In urban areas, specifically Knox’s hometown of Newark, it is extremely difficult to get the services we need and to educate the parents about developmental disabilities. There are way too many families who need assistance not only getting special needs services for their children, but to get their children diagnosed in the first place with autism (or any other developmental disability possess). Knox’s own experience with her son’s diagnosis at age 2, was nothing short of devastating. At that time, Knox had never heard the word “autism” let alone knew that it was incurable. “The developmental pediatrician told me that my son - my first and only child - had a lifelong disability and I had no idea what that meant,” she recalls. “When you first get the diagnosis, it’s overwhelming. I didn’t have family members or anyone I knew personally who had gone through this. Hence, I had to come to terms with it and push pass the grief of accepting that my son had a problem that would not just go away in time or with treatment. Then, I had to teach myself everything there was to know about autism in order to properly advocate for my son so that he would receive all the services necessary, that would provide him with the skillsets he will need to use one day in order to experience the best quality of life as an adult with ASD.

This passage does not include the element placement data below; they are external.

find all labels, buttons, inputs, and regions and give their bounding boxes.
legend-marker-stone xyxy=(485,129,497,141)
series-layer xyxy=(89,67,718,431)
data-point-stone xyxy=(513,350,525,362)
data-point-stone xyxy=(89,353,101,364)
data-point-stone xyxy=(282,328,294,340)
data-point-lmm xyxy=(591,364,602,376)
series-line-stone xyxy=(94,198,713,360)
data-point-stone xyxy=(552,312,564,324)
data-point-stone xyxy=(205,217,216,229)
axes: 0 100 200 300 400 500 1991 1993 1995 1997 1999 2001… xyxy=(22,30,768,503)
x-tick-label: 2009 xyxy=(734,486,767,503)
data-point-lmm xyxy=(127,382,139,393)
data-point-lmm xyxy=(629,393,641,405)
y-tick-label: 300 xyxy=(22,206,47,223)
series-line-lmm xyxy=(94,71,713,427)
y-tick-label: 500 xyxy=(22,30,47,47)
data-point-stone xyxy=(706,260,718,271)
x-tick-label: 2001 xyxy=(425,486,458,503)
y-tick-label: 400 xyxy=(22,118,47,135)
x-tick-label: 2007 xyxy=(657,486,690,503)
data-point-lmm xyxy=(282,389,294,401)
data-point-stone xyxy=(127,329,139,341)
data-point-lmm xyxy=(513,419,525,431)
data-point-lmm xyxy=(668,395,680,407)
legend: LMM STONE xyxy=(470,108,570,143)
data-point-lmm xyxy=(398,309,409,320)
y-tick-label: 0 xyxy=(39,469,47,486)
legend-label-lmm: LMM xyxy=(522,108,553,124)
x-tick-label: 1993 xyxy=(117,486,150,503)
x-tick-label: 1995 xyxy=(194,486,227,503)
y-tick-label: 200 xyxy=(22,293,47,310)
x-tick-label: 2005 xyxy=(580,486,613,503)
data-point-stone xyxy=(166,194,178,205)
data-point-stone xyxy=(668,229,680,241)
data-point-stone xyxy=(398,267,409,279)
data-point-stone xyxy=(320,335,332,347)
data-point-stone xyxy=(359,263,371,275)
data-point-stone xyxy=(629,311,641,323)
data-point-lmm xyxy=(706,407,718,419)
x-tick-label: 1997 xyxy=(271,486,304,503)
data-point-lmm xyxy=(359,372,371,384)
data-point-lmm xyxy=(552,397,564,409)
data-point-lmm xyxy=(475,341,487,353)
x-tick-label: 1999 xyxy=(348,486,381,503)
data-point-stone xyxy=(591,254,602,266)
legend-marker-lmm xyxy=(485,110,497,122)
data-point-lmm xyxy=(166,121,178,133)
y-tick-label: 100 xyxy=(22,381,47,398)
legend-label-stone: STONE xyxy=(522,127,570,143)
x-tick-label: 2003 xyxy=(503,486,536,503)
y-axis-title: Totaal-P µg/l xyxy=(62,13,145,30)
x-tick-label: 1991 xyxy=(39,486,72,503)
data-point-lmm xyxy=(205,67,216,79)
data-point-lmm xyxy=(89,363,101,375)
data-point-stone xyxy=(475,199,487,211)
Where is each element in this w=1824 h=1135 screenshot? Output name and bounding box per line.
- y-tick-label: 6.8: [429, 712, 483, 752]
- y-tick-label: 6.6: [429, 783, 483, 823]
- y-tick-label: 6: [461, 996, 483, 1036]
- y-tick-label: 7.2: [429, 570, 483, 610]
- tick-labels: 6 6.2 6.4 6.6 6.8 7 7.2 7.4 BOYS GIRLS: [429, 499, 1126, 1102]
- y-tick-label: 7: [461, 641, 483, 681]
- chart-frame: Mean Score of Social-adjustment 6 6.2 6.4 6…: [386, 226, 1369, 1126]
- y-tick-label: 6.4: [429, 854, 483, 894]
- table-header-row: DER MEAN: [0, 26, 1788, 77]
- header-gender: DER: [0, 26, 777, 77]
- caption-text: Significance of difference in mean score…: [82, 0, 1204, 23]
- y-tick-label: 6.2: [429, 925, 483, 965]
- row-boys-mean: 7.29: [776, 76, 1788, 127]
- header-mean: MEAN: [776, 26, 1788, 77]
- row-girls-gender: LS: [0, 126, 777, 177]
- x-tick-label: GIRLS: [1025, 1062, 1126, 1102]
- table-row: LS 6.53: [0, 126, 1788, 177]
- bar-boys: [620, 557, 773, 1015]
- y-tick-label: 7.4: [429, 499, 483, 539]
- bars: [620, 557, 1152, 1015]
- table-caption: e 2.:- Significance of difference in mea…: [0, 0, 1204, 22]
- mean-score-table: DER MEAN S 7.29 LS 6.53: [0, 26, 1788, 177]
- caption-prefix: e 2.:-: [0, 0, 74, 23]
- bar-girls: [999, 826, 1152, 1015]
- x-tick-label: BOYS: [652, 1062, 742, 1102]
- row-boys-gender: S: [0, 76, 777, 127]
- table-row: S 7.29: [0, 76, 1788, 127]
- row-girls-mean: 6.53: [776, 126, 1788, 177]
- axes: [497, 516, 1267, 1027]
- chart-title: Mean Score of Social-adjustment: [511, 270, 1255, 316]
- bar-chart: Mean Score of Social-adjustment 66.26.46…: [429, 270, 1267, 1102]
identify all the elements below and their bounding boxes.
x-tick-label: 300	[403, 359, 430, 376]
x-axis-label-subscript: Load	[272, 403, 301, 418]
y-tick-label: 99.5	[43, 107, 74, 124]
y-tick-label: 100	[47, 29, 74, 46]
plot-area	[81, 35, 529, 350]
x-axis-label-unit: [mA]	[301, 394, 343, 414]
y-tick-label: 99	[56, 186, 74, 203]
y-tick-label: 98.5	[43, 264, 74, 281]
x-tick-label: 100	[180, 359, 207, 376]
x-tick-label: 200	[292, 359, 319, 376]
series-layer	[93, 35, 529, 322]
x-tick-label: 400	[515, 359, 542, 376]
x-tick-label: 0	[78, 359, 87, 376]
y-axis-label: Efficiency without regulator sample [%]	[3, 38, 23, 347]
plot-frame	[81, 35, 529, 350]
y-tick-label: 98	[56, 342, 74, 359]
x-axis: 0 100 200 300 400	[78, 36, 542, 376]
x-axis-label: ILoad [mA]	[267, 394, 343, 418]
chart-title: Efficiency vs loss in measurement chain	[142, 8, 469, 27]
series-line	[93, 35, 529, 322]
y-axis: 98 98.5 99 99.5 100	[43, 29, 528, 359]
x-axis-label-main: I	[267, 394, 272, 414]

“I have gone through denial, hoping early interventions would ‘cure’ his autism, and I’ve wondered from time to time ‘What went wrong?’ “I can more than relate to any parent that has a child on the spectrum that only wants what anyone would want for their children – whether typically developing or not – we all want our children to have the opportunity to experience the best quality of life that they can possibly attain,” Knox adds. “We cannot continue to wait on ‘someone’ to make that happen for our children, but must become “the person” that will best represent them and be the voice that demands that people with ASD receive every opportunity available to them (and any opportunities that aren’t) that could enhance their life experiences. This is the most rewardingly therapeutic practice I feel you can do to move pass the pain and not be a victim of ASD, but a victor for your loved one. We have to continue to fight and diligently advocate for these individuals, who quite often have no voice at all. We must support each other within and outside of our immediate communities - we are all in this together.”